Before checking out how tweeting time effects the retweet_count, let's first check out how Twitter usage changes according to time. The orignial paper examined the circadian rhythm of the day and week. So here, we examine the rhythm of the year.\ According to supplementary information, only egos with utc_offset information are used to produce the circadian cycles.

Now group by month, to check out if there's any month pattern to twitter. We also seperate each type of tweet here.

Please check out the html version for interactive plot.

Wow, it seems like the usage of Twitter increases from November to next year's October and then suddenly drops to the bottom and start to increase again, Why is that? Maybe we can check on the whole dataset. Since the possibilty to get wrong month due to utc_offset is not so great.

Include year in the plot this time, maybe not all years have the same pattern.

Ah-hah, it turns out that there are more tweets in 2014 than other years. But the authors only colleted data before the November of 2014. And the usage of Twitter increases through out the year, but very likely, it's just because more people start to use Twitter over time.\ We will keep in mind that twitter usage grows as time goes by, and that the data in year 2014 is not complete, and then continue our study of factors infuencing retweet count. We would expect that the number of retweets also grow as time goes by.

Clearly, they didn't collect all the data for the last day : ) But we can see the overall trend for the number of retweets is growing.

Step 3.3 Retweet Count and Time of Tweeting

Now let's check out how tweeting time (hour and day of the week) effects the retweet_count. We will focus on non_retweets (explained in step 3.1).

Step 3.3.1 distribution of retweet_count

First extract non_retweets(original posts and replies) and check the distribution of retweet count.

Since we want to find out how to maximize retweet count, we will focus on those tweets that are retweeted at least 10 times below.

We first check out how they are distributed.

It is close to power law distribution. Now, finally we will get to know if we can maximize our retweet_count by choosing the right time.

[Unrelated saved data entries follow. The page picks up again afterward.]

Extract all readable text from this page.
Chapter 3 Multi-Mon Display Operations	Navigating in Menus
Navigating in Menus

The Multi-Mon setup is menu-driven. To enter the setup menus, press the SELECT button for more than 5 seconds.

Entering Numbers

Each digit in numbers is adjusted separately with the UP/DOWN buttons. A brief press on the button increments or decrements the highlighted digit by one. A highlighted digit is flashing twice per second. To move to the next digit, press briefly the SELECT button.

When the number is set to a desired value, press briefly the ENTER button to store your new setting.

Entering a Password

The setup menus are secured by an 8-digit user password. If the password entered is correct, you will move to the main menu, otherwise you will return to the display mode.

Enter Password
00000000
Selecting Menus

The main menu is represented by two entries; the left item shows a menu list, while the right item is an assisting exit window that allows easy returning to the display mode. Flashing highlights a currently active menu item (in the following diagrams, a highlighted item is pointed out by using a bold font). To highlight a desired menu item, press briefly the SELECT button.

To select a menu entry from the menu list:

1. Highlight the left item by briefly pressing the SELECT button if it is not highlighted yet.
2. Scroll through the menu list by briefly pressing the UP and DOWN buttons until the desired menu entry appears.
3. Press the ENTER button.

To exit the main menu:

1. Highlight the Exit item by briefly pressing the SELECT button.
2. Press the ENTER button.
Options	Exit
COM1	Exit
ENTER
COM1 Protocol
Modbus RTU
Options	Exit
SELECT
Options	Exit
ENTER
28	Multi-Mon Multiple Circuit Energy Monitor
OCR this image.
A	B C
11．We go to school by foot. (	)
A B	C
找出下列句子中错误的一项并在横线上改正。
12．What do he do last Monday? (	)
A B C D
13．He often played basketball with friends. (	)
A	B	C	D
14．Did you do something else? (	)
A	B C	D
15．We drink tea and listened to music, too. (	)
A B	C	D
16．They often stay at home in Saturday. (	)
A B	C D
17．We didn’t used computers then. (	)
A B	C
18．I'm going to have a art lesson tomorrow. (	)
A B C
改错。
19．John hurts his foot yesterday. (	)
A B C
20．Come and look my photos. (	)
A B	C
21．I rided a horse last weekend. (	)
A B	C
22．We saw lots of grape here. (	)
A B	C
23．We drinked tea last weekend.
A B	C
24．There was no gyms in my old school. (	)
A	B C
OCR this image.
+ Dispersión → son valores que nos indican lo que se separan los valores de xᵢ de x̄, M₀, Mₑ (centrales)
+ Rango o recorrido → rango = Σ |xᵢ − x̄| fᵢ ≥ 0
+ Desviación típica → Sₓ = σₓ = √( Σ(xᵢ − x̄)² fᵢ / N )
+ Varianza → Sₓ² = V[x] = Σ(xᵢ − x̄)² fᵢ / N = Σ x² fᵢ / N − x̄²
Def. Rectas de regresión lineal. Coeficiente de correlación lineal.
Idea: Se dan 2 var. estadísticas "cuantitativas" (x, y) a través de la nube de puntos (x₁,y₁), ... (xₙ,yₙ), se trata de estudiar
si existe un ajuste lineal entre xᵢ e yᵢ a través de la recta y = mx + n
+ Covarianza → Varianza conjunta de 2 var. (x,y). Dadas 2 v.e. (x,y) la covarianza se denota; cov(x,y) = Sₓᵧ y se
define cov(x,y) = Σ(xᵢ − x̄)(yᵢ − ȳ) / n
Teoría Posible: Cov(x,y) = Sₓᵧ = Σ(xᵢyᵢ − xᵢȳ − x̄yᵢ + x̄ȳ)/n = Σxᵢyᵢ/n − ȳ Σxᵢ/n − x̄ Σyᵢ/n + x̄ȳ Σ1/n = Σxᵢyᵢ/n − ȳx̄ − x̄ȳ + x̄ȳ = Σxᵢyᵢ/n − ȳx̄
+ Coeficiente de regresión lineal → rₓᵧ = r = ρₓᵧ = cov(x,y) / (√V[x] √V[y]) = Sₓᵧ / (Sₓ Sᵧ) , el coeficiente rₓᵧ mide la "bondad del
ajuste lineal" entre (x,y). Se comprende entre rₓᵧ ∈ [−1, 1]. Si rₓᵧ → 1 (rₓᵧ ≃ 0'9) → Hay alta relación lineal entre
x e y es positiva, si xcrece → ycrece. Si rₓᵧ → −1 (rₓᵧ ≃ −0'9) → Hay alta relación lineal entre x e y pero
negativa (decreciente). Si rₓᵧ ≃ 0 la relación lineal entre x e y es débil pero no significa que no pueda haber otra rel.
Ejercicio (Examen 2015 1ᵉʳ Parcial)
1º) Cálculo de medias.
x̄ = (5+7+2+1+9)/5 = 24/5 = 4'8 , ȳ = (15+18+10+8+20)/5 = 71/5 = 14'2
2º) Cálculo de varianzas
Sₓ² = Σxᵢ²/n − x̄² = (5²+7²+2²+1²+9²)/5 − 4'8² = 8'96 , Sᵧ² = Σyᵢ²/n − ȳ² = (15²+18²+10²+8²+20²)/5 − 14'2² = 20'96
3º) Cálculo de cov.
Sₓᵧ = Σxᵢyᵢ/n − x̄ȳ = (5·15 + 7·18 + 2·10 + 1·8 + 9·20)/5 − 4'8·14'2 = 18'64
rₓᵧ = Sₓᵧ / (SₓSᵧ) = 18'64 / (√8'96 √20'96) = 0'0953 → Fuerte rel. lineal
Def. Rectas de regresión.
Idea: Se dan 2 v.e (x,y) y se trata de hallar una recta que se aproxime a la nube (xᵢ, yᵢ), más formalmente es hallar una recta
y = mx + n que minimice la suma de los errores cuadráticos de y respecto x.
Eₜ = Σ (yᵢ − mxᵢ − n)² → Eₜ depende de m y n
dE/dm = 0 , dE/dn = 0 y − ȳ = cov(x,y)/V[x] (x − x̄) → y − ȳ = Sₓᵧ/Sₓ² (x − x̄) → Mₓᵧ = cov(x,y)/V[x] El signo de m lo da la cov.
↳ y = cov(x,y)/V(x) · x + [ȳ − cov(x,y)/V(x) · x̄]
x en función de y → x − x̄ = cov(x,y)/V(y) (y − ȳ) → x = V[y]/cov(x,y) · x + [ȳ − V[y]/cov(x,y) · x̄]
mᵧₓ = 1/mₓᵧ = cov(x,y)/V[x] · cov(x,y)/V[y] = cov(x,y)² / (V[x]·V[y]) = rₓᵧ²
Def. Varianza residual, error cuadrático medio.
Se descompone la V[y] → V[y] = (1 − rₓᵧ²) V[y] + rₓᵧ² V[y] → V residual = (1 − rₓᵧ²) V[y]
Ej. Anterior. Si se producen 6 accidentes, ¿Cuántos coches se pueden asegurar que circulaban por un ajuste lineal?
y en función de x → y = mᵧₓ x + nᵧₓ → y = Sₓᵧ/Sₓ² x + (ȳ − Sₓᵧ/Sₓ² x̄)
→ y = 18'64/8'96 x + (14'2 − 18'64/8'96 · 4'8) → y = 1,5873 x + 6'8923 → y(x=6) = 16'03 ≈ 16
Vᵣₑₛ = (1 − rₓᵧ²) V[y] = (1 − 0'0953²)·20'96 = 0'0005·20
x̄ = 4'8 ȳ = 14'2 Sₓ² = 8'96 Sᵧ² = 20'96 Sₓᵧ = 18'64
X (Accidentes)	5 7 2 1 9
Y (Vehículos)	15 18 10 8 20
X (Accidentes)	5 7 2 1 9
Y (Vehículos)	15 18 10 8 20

Step 3.3.2 Daily and Weekly Pattern

We group by day of the week and hour to see if the pattern for the most tweeted ones is different from the overall pattern

From the above figure, we can tell that the number of most retweeted origianl tweets and replies don't follow the general trend to increase from 5-11h and 12-21h. instead, most of these tweets are posted during 9.a.m.-11 a.m. \ But does the posting time actually affect retweet count? We can first check the correlation with a regression model.

We notice that for hour 9 and 10, there's small but siginficant postive correlation with retweet count. \ We set 9.a.m. and 10 a.m. to be the peak hours and furthur anlayze the correlation with varying threshold of retweet counts.

There is a small (0.16), but significant (p < 0.05) positive correlation when N <=30, which may indicate that if you just started out on Twitter, maybe you can try tweeting at 9 or 10 a.m.

We don't have enough data available to train a decent classifier, so instead of propensity score matching,we will find some users to examine if the time of posting influences the retweet count.

User 18670 have 824 tweets that are tweeted more than 10 times. We take a closer look at his/her tweets.

Though user 18670 tweeted very often during the peak hours, the time of the tweet doesn't show effect on the number of retweets he/she gets. So when you already have a lot followers(rember this is the same super influencer we analyzed in step 2.3), maybe you can tweet whenever you want.

Step 3.3.3 Can you get more tweet on holidays?

To analyze the effect of holiday, we choose the most celebrated holiday in English speaking countries:Christmas. In the analysis below we keep countries where Christmas is a national public holiday. Specifically, users with language: en en-gb es fr nl pt\ We exclude year 2014 from our analysis here, since that year's data is not complete(see step 3.2)

Group by day of the year, and get the average retweet count for each day.

The average number of retweets clearly peaked on Christmas eve, maybe a good time to tweet!